Monday, August 22, 2016

Fighting for the dunghill, or, Jack Tar settling Buonaparte, 1798

Today's print is an iconic image of Jack Tar.

"Fighting for the dunghill, or, Jack Tar settling Buonaparte."
James Gillray, 1798. The Lewis Walpole Library.
This print was issued to celebrate Lord Nelson's victory at Aboukir Bay off the Nile Delta of Egypt in August of 1798. The engraver, James Gillray, sets aside the national personification of "John Bull" and instead embodies British strength with "Jack Tar".

Jack's toe is planted on Malta, which rebelled against French occupation in September of 1798 with support from the British blockade, while the knee of the emaciated Napoleon rests unsteadily on Turkey as blood spurts from his nose - the blows from plump (as shown by his ample belly) Jack's fists have hit their mark.
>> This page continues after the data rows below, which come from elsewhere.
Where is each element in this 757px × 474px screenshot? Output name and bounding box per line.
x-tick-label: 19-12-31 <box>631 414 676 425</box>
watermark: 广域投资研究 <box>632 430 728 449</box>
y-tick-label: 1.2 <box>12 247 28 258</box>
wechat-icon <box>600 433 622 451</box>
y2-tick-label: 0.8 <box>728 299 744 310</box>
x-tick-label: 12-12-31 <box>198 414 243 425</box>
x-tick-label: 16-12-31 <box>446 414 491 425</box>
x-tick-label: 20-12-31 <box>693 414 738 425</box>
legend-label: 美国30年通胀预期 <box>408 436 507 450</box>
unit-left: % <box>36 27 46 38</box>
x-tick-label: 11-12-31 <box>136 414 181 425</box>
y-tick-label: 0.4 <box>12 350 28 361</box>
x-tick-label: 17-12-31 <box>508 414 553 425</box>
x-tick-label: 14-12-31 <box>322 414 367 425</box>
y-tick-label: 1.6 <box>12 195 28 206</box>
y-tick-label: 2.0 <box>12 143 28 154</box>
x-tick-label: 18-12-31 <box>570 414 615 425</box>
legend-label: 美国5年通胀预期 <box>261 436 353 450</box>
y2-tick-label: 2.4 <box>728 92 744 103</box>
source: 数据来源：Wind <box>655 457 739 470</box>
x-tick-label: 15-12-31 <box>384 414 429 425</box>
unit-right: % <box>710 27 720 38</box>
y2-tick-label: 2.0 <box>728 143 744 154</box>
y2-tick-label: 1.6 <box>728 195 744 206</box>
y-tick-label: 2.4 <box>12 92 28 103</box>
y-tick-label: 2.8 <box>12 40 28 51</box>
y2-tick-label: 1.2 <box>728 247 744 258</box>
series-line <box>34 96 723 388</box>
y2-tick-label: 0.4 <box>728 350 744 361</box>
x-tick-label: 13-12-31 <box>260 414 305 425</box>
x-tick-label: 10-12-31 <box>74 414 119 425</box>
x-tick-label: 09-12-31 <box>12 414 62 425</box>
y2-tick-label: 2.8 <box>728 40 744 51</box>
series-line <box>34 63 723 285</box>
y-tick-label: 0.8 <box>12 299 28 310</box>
Part of what makes this image of Jack so ironic is how the details of his dress as drawn by Gillray and the way the print colorist painted them fit so perfectly with modern notions of what a Napoleonic sailor "should" look like: he wear a blue jacket with gold buttons, red waistcoat, tow-colored petticoat breeches over breeches tied at the knee and colored a yellowish light brown, horizontally-striped blue and white stockings, and buckled shoes. His brown hair is short in front with a long queue behind, and his round hat has a blue hatband that reads "Britannia Rules the W[aves]". This is, indeed, Jack Tar - there is no mistaking him for anyone else in such a costume.